Bitcoin is doing better than traditional finance

At a time when the global economy is expressing a sense of gloom and doom, Bitcoin (BTC) can boast that it did better than traditional finance in September. While its price is not rising, it is interesting to note that it has fared better than the major indices, showing greater resilience over the period analysed.

For example, between the high of September 1 and the closing price at the end of the month, the TradingView BTC INDEX price fell by 3.84%.

Applying the same method to some global benchmarks, we get the following results:

  • S&P 500 = – 9.31% ;
  • NASDAQ 100 = -10.28% ;
  • CAC40 = – 5.11% ;
  • DAX = -4.75%.

After a large part of the year when the fall of Bitcoin and other cryptocurrencies was multiplied compared to traditional finance, since September, the asset seems to be stalling. It is now offering a sideways move, supporting the $17,585 low point scenario, the level of which was hit last June:

Figure 1: Bitcoin price

Figure 1: Bitcoin price


The chart above also shows a sharp decrease in volatility since the successive falls.
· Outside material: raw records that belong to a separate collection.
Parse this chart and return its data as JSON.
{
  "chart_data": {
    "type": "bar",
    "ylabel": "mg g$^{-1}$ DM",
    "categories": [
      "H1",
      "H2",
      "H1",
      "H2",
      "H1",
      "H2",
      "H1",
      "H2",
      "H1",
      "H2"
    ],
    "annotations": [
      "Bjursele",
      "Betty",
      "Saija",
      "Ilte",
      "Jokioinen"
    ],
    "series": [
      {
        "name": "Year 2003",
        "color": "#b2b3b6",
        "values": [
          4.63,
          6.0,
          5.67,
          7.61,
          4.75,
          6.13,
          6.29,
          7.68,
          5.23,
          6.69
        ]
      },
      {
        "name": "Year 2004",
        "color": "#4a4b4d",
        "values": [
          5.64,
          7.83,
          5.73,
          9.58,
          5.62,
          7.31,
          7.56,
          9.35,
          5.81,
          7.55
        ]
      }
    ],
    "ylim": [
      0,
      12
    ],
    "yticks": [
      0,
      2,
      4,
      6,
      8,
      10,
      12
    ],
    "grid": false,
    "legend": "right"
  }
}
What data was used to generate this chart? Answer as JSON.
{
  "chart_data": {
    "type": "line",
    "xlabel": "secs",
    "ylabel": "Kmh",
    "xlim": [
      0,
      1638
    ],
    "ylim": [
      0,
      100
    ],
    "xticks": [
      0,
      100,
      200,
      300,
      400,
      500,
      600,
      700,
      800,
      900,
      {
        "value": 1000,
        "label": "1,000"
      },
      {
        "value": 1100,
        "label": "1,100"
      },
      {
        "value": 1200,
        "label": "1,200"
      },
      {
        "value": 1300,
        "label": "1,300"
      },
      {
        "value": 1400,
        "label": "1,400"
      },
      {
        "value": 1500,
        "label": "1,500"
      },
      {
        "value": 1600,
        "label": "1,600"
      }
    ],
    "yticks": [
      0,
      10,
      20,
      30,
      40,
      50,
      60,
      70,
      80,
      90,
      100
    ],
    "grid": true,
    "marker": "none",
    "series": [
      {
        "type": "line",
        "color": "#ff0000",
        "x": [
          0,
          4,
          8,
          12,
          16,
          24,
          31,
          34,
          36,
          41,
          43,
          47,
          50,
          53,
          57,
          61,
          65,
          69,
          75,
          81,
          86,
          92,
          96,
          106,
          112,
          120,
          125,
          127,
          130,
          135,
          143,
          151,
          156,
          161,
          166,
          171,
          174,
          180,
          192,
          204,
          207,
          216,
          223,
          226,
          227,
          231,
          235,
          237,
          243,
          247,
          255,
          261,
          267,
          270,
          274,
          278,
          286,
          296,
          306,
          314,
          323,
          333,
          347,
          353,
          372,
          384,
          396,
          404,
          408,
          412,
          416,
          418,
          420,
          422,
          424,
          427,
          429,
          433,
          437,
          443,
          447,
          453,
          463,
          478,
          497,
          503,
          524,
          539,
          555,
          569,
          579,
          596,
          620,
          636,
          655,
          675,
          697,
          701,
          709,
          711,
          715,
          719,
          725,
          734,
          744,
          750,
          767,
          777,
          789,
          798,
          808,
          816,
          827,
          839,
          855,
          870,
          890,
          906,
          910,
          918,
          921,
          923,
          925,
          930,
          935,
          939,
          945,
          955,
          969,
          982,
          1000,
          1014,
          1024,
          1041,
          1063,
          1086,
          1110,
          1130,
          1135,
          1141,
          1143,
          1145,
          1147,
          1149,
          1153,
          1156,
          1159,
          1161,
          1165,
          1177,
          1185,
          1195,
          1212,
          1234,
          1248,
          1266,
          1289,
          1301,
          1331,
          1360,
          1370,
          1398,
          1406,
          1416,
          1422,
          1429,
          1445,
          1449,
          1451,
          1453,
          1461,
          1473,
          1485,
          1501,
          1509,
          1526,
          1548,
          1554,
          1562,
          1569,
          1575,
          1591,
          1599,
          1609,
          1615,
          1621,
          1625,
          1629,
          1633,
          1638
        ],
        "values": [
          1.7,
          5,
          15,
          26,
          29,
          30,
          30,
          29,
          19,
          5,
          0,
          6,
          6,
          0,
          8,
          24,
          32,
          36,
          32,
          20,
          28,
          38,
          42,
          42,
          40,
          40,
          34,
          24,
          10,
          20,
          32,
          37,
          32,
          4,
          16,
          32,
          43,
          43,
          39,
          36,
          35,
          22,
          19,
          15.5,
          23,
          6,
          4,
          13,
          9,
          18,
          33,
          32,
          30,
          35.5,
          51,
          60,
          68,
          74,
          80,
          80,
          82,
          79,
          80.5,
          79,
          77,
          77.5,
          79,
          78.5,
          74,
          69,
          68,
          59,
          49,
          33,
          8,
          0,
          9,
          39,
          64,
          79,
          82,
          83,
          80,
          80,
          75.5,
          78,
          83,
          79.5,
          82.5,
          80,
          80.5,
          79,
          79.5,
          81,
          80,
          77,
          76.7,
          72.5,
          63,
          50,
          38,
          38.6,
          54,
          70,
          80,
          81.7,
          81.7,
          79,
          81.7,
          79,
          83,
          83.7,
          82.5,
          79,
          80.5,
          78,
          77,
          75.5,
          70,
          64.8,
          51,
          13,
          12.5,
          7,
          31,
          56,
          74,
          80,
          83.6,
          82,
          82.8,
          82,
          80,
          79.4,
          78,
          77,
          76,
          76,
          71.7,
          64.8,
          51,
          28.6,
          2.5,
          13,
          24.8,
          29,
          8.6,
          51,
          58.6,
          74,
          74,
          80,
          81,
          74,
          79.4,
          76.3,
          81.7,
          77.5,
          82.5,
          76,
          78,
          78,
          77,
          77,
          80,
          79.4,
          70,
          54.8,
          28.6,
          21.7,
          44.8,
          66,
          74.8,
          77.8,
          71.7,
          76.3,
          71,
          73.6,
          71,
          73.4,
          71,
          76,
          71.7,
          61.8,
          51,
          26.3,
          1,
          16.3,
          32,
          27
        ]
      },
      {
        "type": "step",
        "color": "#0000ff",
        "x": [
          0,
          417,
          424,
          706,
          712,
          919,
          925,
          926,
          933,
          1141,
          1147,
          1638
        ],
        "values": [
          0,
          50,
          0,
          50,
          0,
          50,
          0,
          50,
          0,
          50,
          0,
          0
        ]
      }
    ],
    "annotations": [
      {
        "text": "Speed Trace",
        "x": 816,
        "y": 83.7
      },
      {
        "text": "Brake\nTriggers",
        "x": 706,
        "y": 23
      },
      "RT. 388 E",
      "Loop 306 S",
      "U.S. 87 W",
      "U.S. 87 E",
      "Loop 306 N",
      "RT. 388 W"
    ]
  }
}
Arcane Research notes that seven-day volatility has fallen to 1.6%, and that over the past year, it has tended to rise again after such a low point:

Figure 2: BTC volatility over the past year

Figure 2: BTC volatility over the past year

Has the low point been found at last

If the “Fear and Greed” index of the crypto market is still at an “extreme fear” level, we can nevertheless notice a stabilization since the panic of the beginning of the summer:

Figure 3: Fear and Greed Index of the crypto market

Figure 3: Fear and Greed Index of the crypto market


While there are several indications that this infamous low point is behind us, we should still be cautious. Despite the short-term outperformance against stock indices, the crypto market is still very dependent on the sentiment of institutional players.

War and hyperinflation are still elements that keep the markets under pressure. Thus, financial analyst Vincent Ganne, who speaks Monday to Friday on our private Grille-Pain group, also called for caution:

We’re not going to get a lot of money out of it,” he said. In some countries it is still accelerating. If it were to accelerate in the US in October or November, it doesn’t matter if the US economy creates fewer jobs or if the unemployment rate goes up a little bit, the FED will stay the course. “

In fact, despite all the good news on the crypto market and the technical progress of the various projects, the past has shown us in recent months this dependence on the US economy. Thus, if the FED chooses to continue its hawkish policy, through new key rate hikes, this lull may not last.